5 Fast Facts: Beverly Buchanan

Blog Category:  5 Fast Facts
A colorful oil pastel work rendered in a basic, child-like style, depicting two square, red shacks with gray roofs and short, gray stilt bottoms sit atop a yellow ground and against a sky blue background.

Happy birthday to artist Beverly Buchanan, who was born on October 8, 1940! Impress your friends with five fast facts about Buchanan (1940–2015), whose work is part of NMWA’s collection.
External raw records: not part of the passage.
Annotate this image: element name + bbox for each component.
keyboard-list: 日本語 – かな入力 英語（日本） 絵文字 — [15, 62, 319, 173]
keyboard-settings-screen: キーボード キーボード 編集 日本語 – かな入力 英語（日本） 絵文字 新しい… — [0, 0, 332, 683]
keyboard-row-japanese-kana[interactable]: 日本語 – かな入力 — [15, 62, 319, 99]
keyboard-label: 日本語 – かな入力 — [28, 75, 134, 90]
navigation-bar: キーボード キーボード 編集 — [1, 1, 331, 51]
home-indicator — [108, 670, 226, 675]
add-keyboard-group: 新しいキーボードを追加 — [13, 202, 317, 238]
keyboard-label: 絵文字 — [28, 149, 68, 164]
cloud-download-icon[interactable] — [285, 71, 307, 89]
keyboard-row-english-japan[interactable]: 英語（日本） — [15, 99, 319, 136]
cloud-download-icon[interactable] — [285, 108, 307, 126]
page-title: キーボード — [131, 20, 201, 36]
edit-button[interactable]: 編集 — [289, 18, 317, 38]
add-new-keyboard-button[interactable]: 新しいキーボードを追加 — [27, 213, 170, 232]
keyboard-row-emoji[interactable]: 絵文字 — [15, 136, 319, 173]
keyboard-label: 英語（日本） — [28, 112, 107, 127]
1. What the Doctor Ordered

Beverly Buchanan held degrees in parasitology, public health, and medical technology. In the early 1970s, while a health educator, she declined acceptance to medical school to become an artist. Buchanan acknowledged that it was a difficult choice, but she desired to “express the images, stories, and architecture of her African American childhood.”

2. Spiritual Structures

Buchanan’s “shack” sculptures and works on paper, such as Red Shack in Yellow Field (2004), reference the Southern vernacular architecture she saw throughout rural South Carolina and in archival photographs. “I’m interested in their shapes and how they’re made and how they reflect the people who built them. I consider my shacks portraits. It’s the spirit that comes through the forms.”
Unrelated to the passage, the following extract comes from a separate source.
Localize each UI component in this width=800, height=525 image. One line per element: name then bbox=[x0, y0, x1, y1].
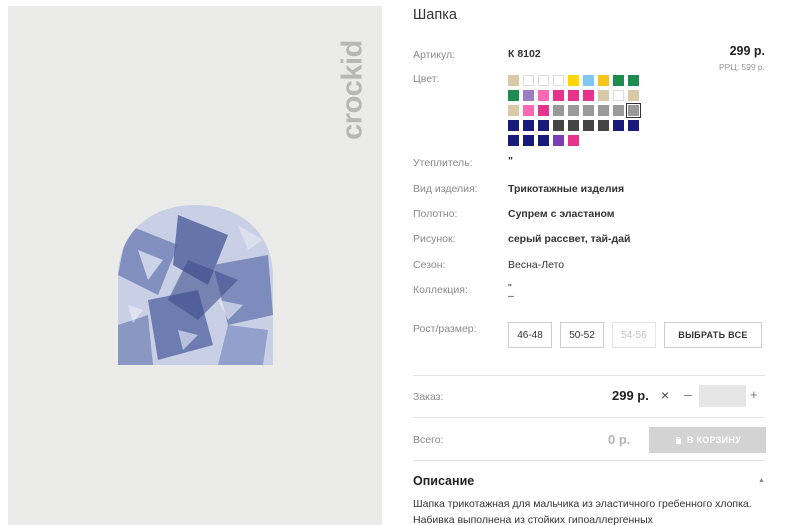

In this painting, two square red shacks with grey roofs and short, grey stilt bottoms sit atop a yellow ground and against a sky blue background. The painting is rendered in a basic, child-like style.
Beverly Buchanan, Red Shack in Yellow Field, 2004; Oil pastel on paper, 9 x 12 in.; National Museum of Women in the Arts, Gift of Anna Stapleton Henson; © Courtesy of Andrew Edlin Gallery, New York

3. Meaningful Materials

Buchanan’s artwork is about—and often made of—the places she called home. Sculptures created in New York City reflect the urban landscape, specifically demolished structures, and therefore incorporated concrete. While living in Georgia, she used local materials such as granite and tabby, a composite of lime, water, sand, oyster shells, and ash.

4. Racism Ruins

In 1981, Buchanan strategically placed her Georgia land work Marsh Ruins near the site of the 1891 mob lynching of Wesley Lewis and Henry Jackson and overlooking St. Simons Island, where a group of Igbo people sold into slavery drowned themselves in 1803. This work addresses the soiled history of the South while memorializing victims of racism.

5. Poetic Collaborations

Writing figures prominently in some of Buchanan’s works, both her own words and those of loved ones and creative colleagues. Following Buchanan’s death in 2015, writer Alice Walker penned a poem celebrating the artist’s life and legacy.